Yaşandı gitti hayat saygısıca,
…
Başkalarına saygısız insanların yaşamalarında gördüğüm;
* Kendilerine saygı duyulmasına ciddi sabotaj hamleleri
ile
* Kendilerine saygı duyulmamasından derinlerde duyduğu rahatsızlık olur.
Derinlerindeki değersizlik duygusunu, diğer insanlara değersiz hissettirecekleri hareketlerle yöneltirler.
Temel savları genellikle; düşünceli, hassas oldukları söylemleri gerçeğin ötesinde ve uzağında bir betimleme taşır.

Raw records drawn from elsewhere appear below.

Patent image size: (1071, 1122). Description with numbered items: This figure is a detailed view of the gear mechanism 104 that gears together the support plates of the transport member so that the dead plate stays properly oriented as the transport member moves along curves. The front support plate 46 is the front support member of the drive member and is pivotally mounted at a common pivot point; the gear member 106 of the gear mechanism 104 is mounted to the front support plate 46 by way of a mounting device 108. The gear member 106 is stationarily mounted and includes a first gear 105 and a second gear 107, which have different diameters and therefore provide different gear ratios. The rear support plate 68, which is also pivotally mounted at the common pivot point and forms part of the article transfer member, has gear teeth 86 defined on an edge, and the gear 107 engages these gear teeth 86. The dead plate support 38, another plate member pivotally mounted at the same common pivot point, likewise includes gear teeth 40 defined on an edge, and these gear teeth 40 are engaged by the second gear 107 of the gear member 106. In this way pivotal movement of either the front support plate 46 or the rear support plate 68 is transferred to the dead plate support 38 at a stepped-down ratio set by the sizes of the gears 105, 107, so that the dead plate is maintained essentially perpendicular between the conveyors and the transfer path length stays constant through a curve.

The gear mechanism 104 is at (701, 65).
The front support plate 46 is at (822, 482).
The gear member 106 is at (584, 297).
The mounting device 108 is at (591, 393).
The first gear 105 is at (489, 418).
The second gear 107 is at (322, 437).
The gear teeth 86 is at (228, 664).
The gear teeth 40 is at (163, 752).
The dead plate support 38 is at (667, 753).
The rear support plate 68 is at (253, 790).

Diğer insanları -kendi hissetmeden- küçümseme ihtiyacında olan bu grubun davranışlarındaki açık saygısızlığın ve düşüncesizlik, kolaylıkla ve herkes tarafından anlaşılır. Diğer insanlarınsa net şekilde görebildikleri bu farkındalık, onları yaşamlarında daha değersizleşecekleri ilişkilere ve olaylara sürükler.
Örneğin…
Misafirliğe gidilen bir yere, sadece kendine alınan, odayı buram-buram soğan kokutulan bir lahmacunun açıklaması
“sabah çıkarken kahvaltı yapamadım” olamaz.

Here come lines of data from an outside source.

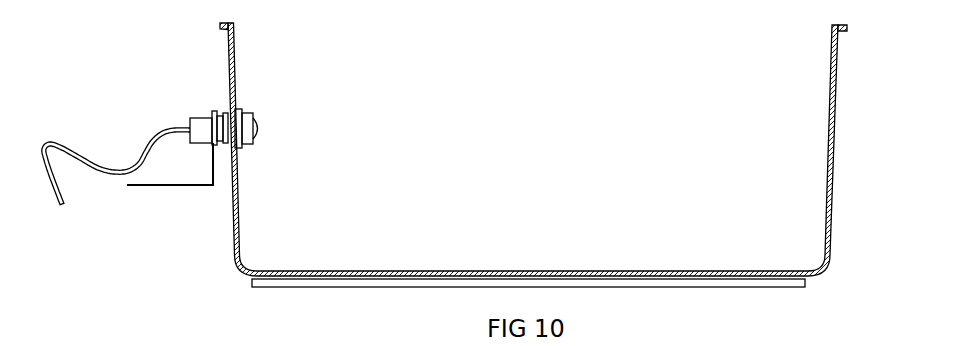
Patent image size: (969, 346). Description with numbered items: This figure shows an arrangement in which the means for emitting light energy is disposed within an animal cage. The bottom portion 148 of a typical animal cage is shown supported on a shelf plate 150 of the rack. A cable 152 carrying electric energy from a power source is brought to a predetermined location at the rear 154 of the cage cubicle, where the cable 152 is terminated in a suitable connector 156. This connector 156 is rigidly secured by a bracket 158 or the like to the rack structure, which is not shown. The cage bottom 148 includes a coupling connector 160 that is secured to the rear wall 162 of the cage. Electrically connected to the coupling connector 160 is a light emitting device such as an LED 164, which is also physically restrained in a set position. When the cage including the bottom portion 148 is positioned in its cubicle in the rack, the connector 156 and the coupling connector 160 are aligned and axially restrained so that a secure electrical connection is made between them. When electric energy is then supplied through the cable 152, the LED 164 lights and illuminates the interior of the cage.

The bottom portion 148 is at (237, 227).
The shelf plate 150 is at (252, 287).
The cable 152 is at (111, 166).
The rear of cage cubicle 154 is at (200, 100).
The connector 156 is at (199, 138).
The bracket 158 is at (192, 186).
The coupling connector 160 is at (231, 112).
The rear wall 162 is at (236, 60).
The LED 164 is at (258, 143).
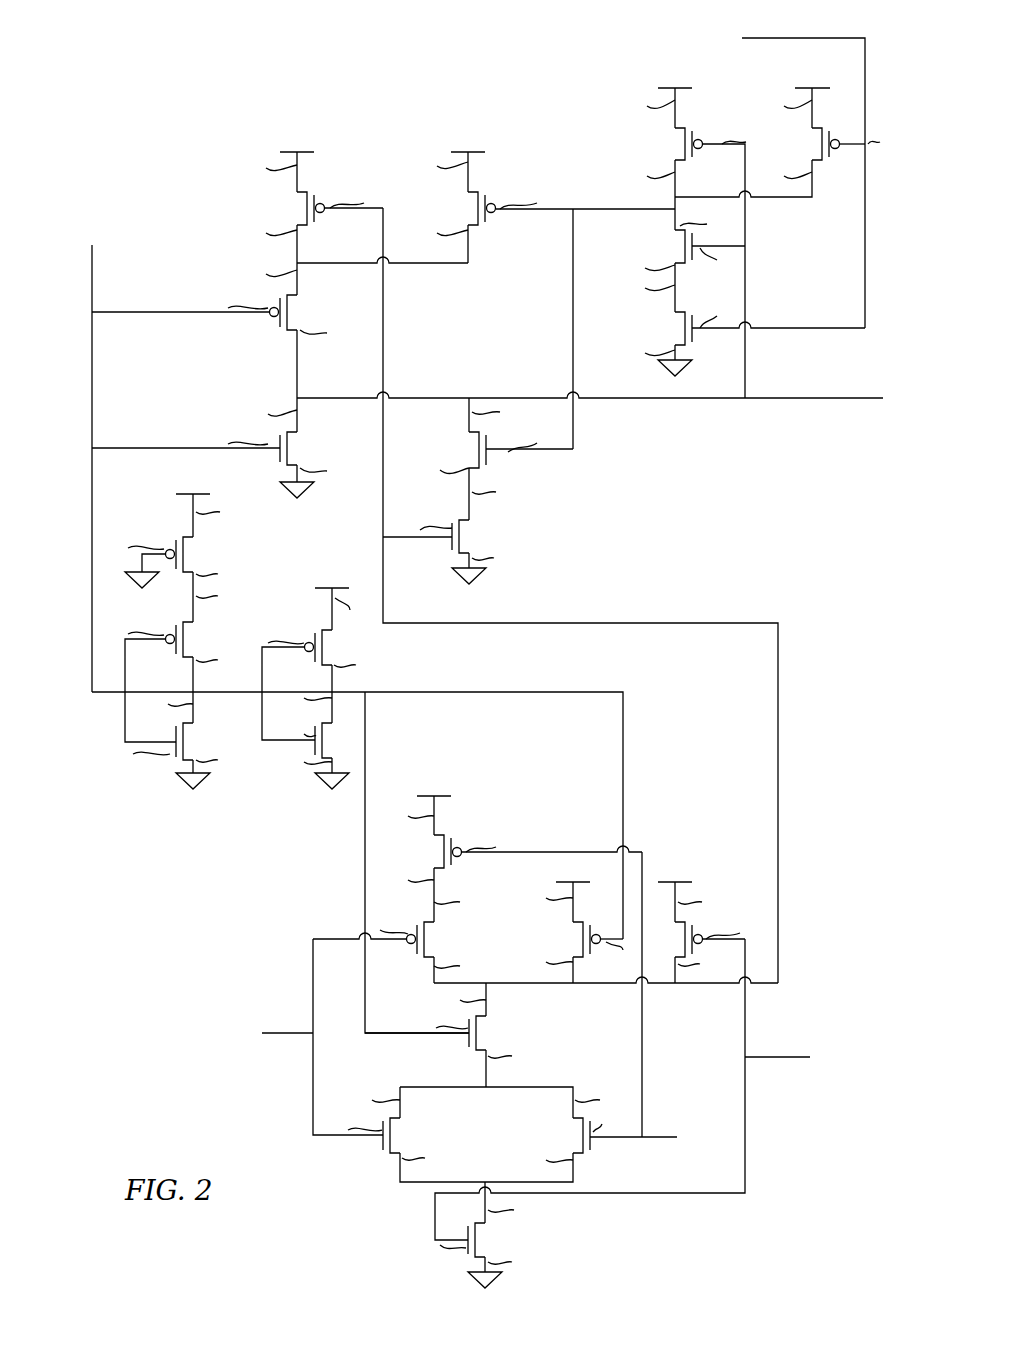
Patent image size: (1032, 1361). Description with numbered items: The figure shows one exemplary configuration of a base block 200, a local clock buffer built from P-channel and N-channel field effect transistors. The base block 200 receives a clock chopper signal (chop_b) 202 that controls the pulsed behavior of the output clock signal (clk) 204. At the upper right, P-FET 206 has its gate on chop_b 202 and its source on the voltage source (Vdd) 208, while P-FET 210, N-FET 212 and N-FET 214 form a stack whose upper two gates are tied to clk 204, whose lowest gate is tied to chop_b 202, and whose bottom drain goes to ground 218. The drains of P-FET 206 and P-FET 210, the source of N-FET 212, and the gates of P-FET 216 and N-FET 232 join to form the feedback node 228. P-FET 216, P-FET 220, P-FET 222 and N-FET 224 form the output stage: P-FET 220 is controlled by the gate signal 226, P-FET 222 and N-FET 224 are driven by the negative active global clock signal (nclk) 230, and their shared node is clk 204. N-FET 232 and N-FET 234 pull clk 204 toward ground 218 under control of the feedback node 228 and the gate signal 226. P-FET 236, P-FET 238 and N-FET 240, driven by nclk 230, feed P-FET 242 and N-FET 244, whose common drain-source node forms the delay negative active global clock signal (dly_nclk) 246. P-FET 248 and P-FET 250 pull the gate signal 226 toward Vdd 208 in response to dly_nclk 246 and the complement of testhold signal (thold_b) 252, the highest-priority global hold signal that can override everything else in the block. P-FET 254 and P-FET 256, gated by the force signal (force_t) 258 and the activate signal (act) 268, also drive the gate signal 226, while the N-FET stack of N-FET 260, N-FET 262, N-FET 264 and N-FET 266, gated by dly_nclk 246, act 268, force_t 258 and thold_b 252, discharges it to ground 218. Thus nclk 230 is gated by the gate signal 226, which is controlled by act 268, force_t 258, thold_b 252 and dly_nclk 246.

The base block 200 is at (172, 100).
The clock chopper signal (chop_b) 202 is at (830, 38).
The output clock signal (clk) 204 is at (833, 398).
The P-FET 206 is at (833, 124).
The voltage source (Vdd) 208 is at (670, 88).
The P-FET 210 is at (665, 140).
The N-FET 212 is at (665, 242).
The N-FET 214 is at (665, 327).
The P-FET 216 is at (486, 184).
The ground 218 is at (656, 372).
The P-FET 220 is at (288, 204).
The P-FET 222 is at (308, 306).
The N-FET 224 is at (308, 444).
The gate signal 226 is at (645, 623).
The feedback node (fb_2) 228 is at (620, 209).
The negative active global clock signal (nclk) 230 is at (92, 288).
The N-FET 232 is at (456, 442).
The N-FET 234 is at (484, 528).
The P-FET 236 is at (208, 548).
The P-FET 238 is at (208, 633).
The N-FET 240 is at (208, 738).
The P-FET 242 is at (347, 645).
The N-FET 244 is at (348, 737).
The delay negative active global clock signal (dly_nclk) 246 is at (565, 692).
The P-FET 248 is at (562, 936).
The P-FET 250 is at (712, 925).
The complement of testhold signal (thold_b) 252 is at (802, 1057).
The P-FET 254 is at (430, 852).
The P-FET 256 is at (447, 940).
The force signal (force_t) 258 is at (642, 1050).
The N-FET 260 is at (497, 1030).
The N-FET 262 is at (412, 1133).
The N-FET 264 is at (563, 1133).
The N-FET 266 is at (499, 1235).
The activate signal (act) 268 is at (302, 1033).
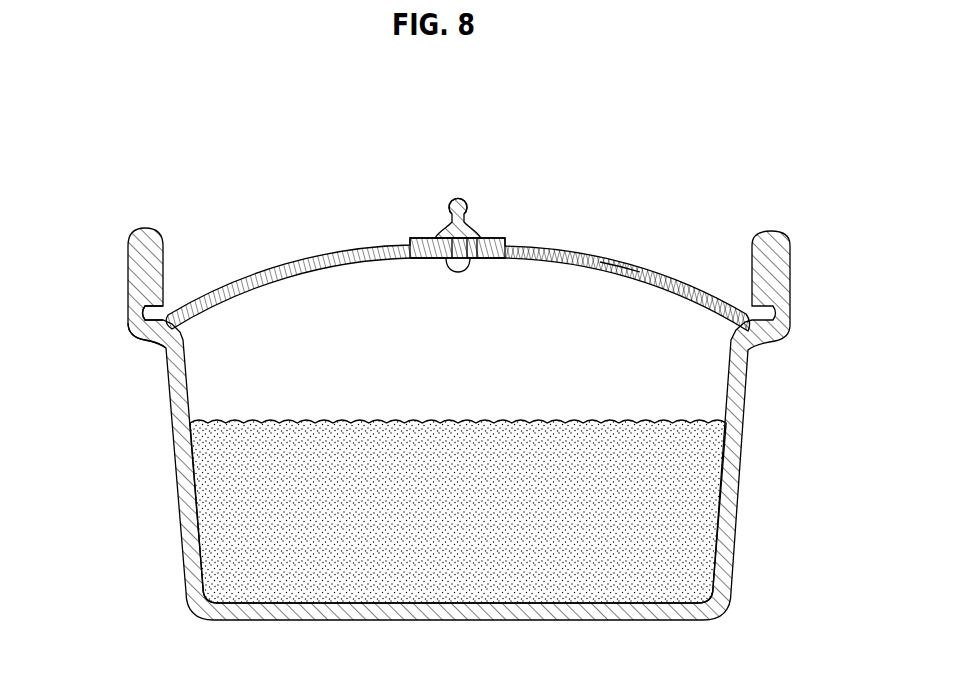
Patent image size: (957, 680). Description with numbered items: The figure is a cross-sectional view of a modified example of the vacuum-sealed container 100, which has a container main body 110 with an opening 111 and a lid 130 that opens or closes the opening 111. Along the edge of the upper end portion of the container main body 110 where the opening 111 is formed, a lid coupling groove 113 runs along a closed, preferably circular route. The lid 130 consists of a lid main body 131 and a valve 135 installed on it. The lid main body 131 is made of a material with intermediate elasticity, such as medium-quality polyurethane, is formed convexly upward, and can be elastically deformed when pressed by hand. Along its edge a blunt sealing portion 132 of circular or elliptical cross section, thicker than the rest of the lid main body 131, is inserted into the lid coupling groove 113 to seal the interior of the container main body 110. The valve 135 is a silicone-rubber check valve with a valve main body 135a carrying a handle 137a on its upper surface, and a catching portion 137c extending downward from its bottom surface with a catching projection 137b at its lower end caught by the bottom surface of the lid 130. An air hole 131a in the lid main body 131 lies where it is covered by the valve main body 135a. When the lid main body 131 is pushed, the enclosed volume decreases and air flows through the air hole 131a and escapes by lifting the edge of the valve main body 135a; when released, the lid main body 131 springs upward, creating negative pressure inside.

The vacuum-sealed container 100 is at (686, 168).
The container main body 110 is at (180, 495).
The lid coupling groove 113 is at (127, 306).
The sealing portion 132 is at (142, 340).
The lid 130 is at (233, 282).
The lid main body 131 is at (677, 283).
The opening 111 is at (612, 258).
The air hole 131a is at (506, 238).
The valve 135 is at (440, 228).
The valve main body 135a is at (420, 236).
The handle 137a is at (468, 200).
The catching projection 137b is at (423, 260).
The catching portion 137c is at (482, 260).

Dinlemediğin ve dinlemek istemediğin bir insana tüm hayat hikayeni anlatamazsın.
Borç vermekten kaçtığın bir insandan borç isteyemezsin.
Taktir etmediğinden, taktir. Onaylamadığından, onay isteyemezsin.
Kendi yaptıklarını görmeden diğer inşaların yaptıkları üzerinden bir yaşam veya haklılık kuramazsın.
Ben çok düşünceli birsiyim dedikten sonra hiçbir nedenle gecenin ikisinde her Pazar tatilinde insanları telefonla arayarak onları taciz edemesin…
… örnekleri yüzlerce çoğaltabiliriz.
Her zaman yaşadıklarımızda kendi olduğumuz ve kendi yaptıklarımız birinci nedendir.
Bunları hakkıyla değerlendirmeden, sebepleri ve nedenleri dışarıda aramak hatalı bir bakış olur.